The cool weather and idyllic setting of a rural life proved to be very beneficial in rearing, nurturing and raising heroes, icons and nation-builders. Such was the case of the Philippines’ foremost national hero Dr. José P. Rizal who came from a very laid-back town of Calamba, Laguna. And such is the case of Quintin Paredes.
To some Manileños, Quintin Paredes is just a major thoroughfare in the busy Binondo District. But during his time, he distinguished himself as one of the most prominent national leaders. Born on September 9, 1884 in the mountainous town of Bangued, Abra, he ascended the national political scene in a deliberate fashion. His long and colorful government and public service career started a decade after being admitted to the bar in 1907 when he was appointed by Governor-General Francis Burton Harrison as the fifth Attorney-General of the Philippines from 1917 to 1920. In July 1920, he succeeded Victorino Mapa as the Secretary of Justice.

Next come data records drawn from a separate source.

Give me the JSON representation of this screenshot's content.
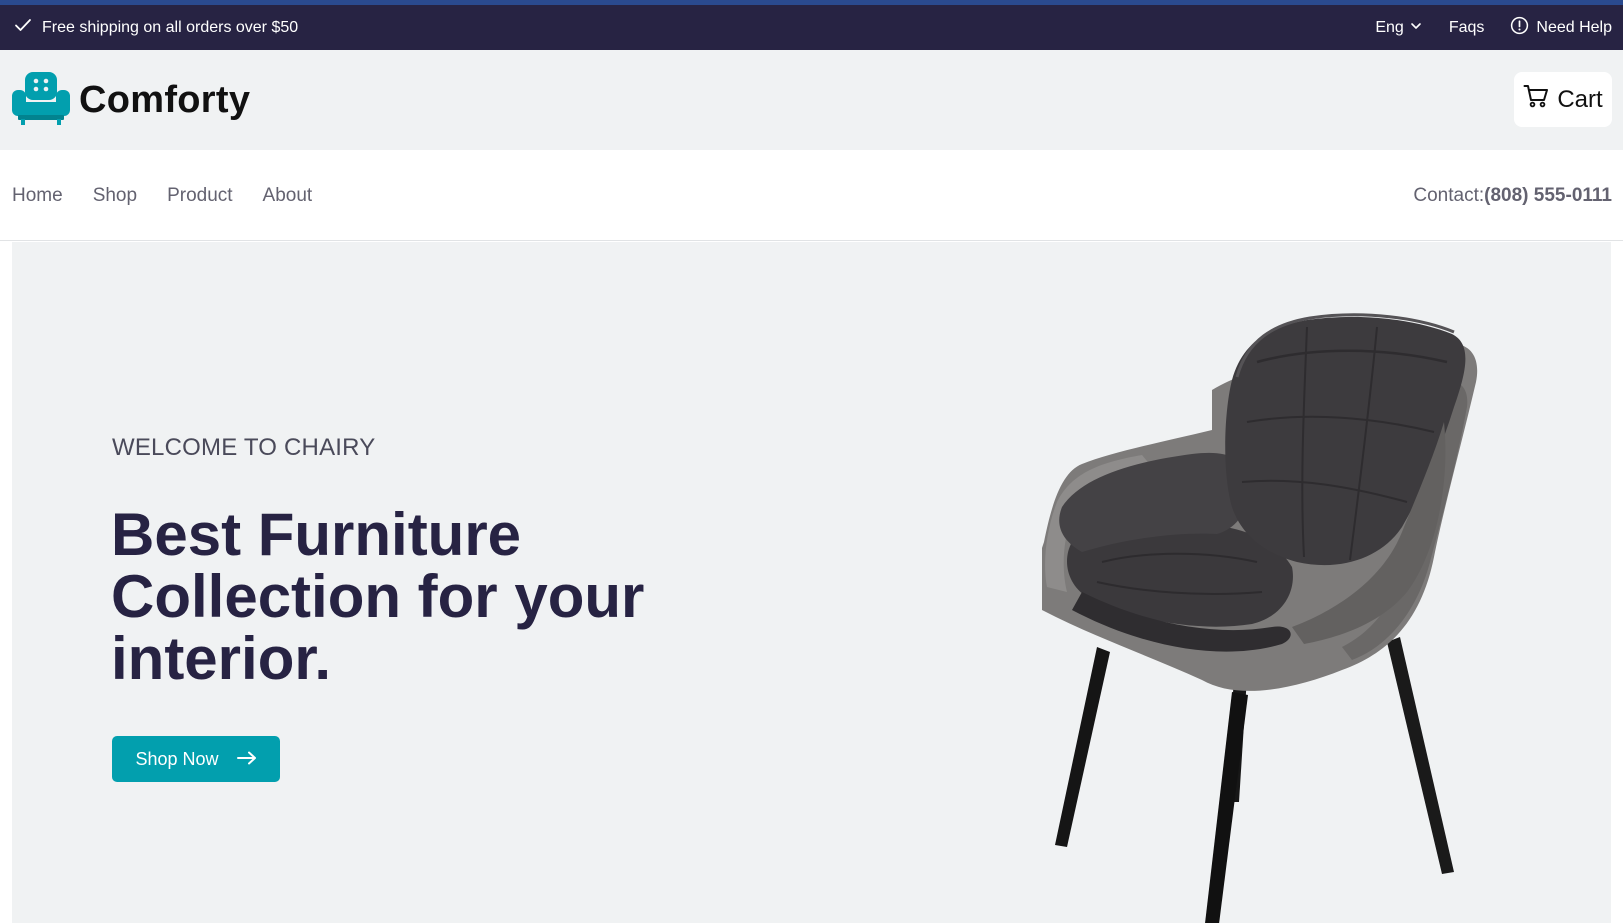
{
  "topbar": {
    "shipping_text": "Free shipping on all orders over $50",
    "language": "Eng",
    "faqs": "Faqs",
    "help": "Need Help"
  },
  "header": {
    "logo_text": "Comforty",
    "cart_label": "Cart"
  },
  "nav": {
    "items": [
      {
        "label": "Home"
      },
      {
        "label": "Shop"
      },
      {
        "label": "Product"
      },
      {
        "label": "About"
      }
    ],
    "contact_label": "Contact:",
    "contact_phone": "(808) 555-0111"
  },
  "hero": {
    "subtitle": "WELCOME TO CHAIRY",
    "title": "Best Furniture Collection for your interior.",
    "button_label": "Shop Now"
  },
  "colors": {
    "topbar_bg": "#272343",
    "accent": "#029fae",
    "header_bg": "#f0f2f3",
    "title_text": "#272343"
  },
  "icons": [
    "check-icon",
    "chevron-down-icon",
    "info-icon",
    "sofa-logo-icon",
    "cart-icon",
    "arrow-right-icon"
  ]
}
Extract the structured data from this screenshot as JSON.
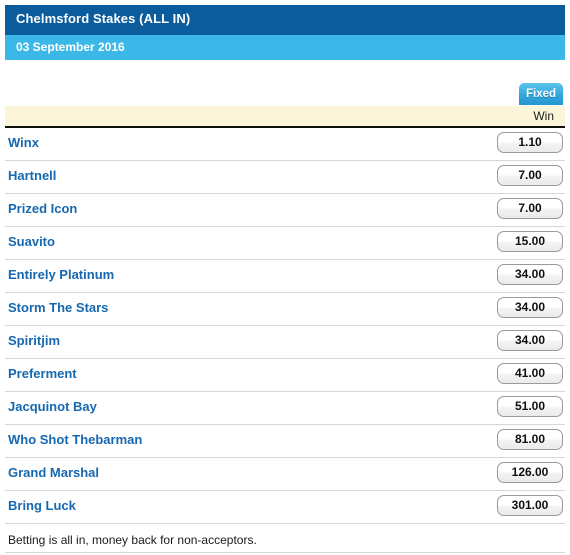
{
  "header": {
    "title": "Chelmsford Stakes (ALL IN)",
    "date": "03 September 2016",
    "title_bg": "#0b5c9c",
    "date_bg": "#3bb8e8"
  },
  "tabs": [
    {
      "label": "Fixed",
      "active": true,
      "color": "#2596cf"
    }
  ],
  "columns": {
    "win_label": "Win",
    "header_bg": "#fcf5d9"
  },
  "runners": [
    {
      "name": "Winx",
      "win": "1.10"
    },
    {
      "name": "Hartnell",
      "win": "7.00"
    },
    {
      "name": "Prized Icon",
      "win": "7.00"
    },
    {
      "name": "Suavito",
      "win": "15.00"
    },
    {
      "name": "Entirely Platinum",
      "win": "34.00"
    },
    {
      "name": "Storm The Stars",
      "win": "34.00"
    },
    {
      "name": "Spiritjim",
      "win": "34.00"
    },
    {
      "name": "Preferment",
      "win": "41.00"
    },
    {
      "name": "Jacquinot Bay",
      "win": "51.00"
    },
    {
      "name": "Who Shot Thebarman",
      "win": "81.00"
    },
    {
      "name": "Grand Marshal",
      "win": "126.00"
    },
    {
      "name": "Bring Luck",
      "win": "301.00"
    }
  ],
  "footer": {
    "note": "Betting is all in, money back for non-acceptors."
  },
  "theme": {
    "link_color": "#1668b0",
    "row_divider": "#d7d7d7"
  }
}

His political career started off when he was elected as the representative of the Lone District of Abra in 1925 to the Philippine Legislature under the banner of the Nacionalista Party. Although he was reelected in 1928, 1931, and 1934, Paredes did not finish his fourth term. He resigned to serve as the first Resident Commissioner of the Philippines to the US House of Representatives under the Commonwealth Period, from February 14, 1936 – September 29, 1938. Incidentally, he was elected as Speaker of the House of the Tenth Philippine Legislature. During the Second National Assembly, he reclaimed his old congressional post in 1938. When the Philippines gained its independence from the Americans, he represented Abra for the sixth and final time to the First Congress from 1946 to 1949.
He was the topnotcher of the 1949 senatorial elections when he ran under the Liberal Party. During the Second Congress (1949-1955), he briefly served as Senate President Pro Tempore and Senate President. Running again under the NP ticket, he was elected for another six years in 1955.
With 54 years in public office interrupted only by the Second World War, he retired from politics. And with the ripe age of 88 years, having witnessed three colonial powers ruling in the Philippine archipelago, lived under the administrations of ten presidents of the republic, the quintessential lawyer, legislator and statesman died in Manila on January 30, 1973. He left behind a legacy distinguished and admired by his contemporaries, his townsfolk, and students of history.